If you think the solution to the uncertainty and guesswork of this process is “data-driven decision-making”, I refer you again to the sentence, “our ability to forecast it is extremely sensitive to knowing the exact condition of every breath of air”, and ask, who will build and fund this data infrastructure and make sure it is available to and appropriate for everyone (so as not to design inequity into the system from the start)? Even the meteorologist notes, “we crudely sample the atmosphere directly with instruments that aren’t precise and numerous enough, and make even more approximations with remote sensing like satellites”. These are multi-billion investments over decades that are still underfunded and less developed than they could be.

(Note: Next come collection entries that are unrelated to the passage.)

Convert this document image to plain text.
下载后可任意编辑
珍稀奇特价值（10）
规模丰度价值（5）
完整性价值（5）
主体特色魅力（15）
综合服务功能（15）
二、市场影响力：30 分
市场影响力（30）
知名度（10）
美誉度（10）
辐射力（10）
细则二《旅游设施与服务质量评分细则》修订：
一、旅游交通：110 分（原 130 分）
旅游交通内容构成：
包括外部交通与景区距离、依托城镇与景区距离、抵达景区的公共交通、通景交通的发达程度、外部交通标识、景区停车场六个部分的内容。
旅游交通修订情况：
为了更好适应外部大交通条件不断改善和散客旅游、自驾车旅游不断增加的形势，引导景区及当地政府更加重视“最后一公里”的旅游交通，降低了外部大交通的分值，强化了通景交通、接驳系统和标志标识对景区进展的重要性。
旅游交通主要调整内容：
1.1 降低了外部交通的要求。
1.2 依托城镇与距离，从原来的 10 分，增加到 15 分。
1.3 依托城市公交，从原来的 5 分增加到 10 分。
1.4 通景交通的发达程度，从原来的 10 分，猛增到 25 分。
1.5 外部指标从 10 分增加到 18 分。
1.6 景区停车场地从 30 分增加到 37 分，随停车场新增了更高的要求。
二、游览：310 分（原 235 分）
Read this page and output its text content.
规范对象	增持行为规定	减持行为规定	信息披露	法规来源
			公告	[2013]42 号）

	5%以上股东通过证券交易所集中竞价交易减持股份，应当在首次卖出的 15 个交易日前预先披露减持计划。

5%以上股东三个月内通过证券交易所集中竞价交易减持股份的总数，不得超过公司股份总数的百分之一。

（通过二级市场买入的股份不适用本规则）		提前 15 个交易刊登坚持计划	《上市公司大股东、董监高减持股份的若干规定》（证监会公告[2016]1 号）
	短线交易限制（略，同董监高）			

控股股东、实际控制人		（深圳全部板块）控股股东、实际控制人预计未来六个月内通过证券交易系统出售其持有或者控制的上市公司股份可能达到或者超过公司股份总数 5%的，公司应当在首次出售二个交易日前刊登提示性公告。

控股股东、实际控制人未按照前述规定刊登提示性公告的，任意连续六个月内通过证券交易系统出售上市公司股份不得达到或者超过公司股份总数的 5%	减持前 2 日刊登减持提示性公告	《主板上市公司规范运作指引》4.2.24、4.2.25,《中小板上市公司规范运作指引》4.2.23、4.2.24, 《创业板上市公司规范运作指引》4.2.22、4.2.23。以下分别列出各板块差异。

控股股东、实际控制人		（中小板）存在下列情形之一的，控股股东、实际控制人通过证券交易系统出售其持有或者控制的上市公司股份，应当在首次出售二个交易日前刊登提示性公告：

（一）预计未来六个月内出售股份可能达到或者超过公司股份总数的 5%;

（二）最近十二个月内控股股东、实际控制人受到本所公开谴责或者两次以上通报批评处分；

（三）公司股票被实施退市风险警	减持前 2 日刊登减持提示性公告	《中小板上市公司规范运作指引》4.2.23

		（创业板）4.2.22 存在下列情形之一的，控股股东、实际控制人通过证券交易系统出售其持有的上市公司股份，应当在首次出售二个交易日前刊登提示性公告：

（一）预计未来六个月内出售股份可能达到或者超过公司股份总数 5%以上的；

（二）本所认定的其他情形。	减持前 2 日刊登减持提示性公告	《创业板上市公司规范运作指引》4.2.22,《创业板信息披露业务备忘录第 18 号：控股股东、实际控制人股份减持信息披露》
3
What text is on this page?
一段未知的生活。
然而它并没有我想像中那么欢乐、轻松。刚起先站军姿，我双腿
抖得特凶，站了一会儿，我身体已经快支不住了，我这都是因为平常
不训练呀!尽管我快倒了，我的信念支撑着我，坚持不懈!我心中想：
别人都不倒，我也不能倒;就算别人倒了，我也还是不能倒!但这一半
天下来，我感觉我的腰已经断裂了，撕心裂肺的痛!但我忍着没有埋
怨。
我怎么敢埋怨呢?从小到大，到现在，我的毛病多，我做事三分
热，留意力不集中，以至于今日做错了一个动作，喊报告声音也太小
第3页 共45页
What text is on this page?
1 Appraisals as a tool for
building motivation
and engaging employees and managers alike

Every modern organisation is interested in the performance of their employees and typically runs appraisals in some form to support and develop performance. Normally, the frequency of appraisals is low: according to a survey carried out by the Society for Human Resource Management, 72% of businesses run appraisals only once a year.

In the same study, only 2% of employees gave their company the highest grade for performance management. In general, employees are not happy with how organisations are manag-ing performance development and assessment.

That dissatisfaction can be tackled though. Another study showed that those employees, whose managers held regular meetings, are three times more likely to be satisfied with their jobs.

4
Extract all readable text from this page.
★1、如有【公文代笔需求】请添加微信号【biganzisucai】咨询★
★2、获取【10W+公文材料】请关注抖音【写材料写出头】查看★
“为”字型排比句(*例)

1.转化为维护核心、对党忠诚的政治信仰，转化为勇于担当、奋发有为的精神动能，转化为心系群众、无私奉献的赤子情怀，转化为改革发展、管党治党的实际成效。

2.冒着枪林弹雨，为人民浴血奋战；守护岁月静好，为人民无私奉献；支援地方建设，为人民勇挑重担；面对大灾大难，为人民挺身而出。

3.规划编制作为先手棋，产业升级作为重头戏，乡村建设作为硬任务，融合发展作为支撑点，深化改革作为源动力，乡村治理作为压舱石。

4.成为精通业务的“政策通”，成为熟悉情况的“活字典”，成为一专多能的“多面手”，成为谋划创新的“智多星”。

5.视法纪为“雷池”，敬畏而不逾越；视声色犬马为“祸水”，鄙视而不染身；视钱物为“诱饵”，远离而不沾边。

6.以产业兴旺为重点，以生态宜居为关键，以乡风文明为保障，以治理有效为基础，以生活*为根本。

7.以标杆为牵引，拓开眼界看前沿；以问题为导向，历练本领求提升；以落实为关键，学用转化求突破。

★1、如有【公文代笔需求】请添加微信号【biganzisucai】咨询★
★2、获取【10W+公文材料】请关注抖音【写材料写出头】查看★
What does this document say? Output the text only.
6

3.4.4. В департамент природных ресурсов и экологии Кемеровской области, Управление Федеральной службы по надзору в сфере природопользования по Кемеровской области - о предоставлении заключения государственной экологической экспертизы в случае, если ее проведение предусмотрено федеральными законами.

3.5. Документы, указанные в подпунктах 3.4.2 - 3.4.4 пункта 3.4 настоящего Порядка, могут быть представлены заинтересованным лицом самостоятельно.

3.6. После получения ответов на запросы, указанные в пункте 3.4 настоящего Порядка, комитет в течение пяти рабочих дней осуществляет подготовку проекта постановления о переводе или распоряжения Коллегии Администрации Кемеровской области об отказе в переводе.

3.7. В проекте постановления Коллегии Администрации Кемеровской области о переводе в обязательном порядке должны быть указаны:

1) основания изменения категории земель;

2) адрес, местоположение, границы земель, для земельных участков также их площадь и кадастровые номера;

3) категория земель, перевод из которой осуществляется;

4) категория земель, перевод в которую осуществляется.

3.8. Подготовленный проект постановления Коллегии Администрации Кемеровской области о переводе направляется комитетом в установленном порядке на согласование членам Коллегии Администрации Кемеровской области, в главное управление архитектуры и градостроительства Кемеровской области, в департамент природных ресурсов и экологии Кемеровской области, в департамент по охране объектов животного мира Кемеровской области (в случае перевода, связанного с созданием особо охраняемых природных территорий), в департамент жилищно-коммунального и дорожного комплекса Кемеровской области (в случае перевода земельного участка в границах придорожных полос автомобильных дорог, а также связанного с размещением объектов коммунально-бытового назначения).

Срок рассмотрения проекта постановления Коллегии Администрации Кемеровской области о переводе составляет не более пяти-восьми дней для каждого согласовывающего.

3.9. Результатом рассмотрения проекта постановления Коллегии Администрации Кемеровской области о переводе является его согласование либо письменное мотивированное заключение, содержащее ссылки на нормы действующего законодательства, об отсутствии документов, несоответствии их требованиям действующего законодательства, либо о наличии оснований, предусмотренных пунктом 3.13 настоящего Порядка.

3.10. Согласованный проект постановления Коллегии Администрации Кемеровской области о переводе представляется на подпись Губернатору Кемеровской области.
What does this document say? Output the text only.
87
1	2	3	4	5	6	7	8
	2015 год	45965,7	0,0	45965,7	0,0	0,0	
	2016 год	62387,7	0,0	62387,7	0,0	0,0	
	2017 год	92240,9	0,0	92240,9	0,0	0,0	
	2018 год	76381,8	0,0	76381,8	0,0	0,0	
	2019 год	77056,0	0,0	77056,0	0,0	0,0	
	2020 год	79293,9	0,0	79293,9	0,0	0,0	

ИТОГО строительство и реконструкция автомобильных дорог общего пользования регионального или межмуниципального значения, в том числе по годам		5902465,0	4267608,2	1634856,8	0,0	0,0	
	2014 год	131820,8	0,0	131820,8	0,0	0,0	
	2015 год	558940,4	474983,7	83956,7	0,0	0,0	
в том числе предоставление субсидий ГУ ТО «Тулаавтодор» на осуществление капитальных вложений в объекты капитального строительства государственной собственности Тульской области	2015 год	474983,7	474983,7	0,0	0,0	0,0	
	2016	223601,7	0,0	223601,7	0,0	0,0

As Chris makes the point in his post, these models do not give us much insight into hyper-local conditions, which are greatly impacted by the geological specificities of our exact contexts. Saying, “This program works. It’s a great intervention.” does not account for the particularities of how a program might play out at another time or in another place. And the answer to that is not ‘more data’ and ‘better models’, but better situational awareness and attention to the context of the present moment, more acknowledgement of our agency and responsibility in the decisions we make about our social interventions, and looking to the data available to us with a critical eye for useful insights rather than definite answers.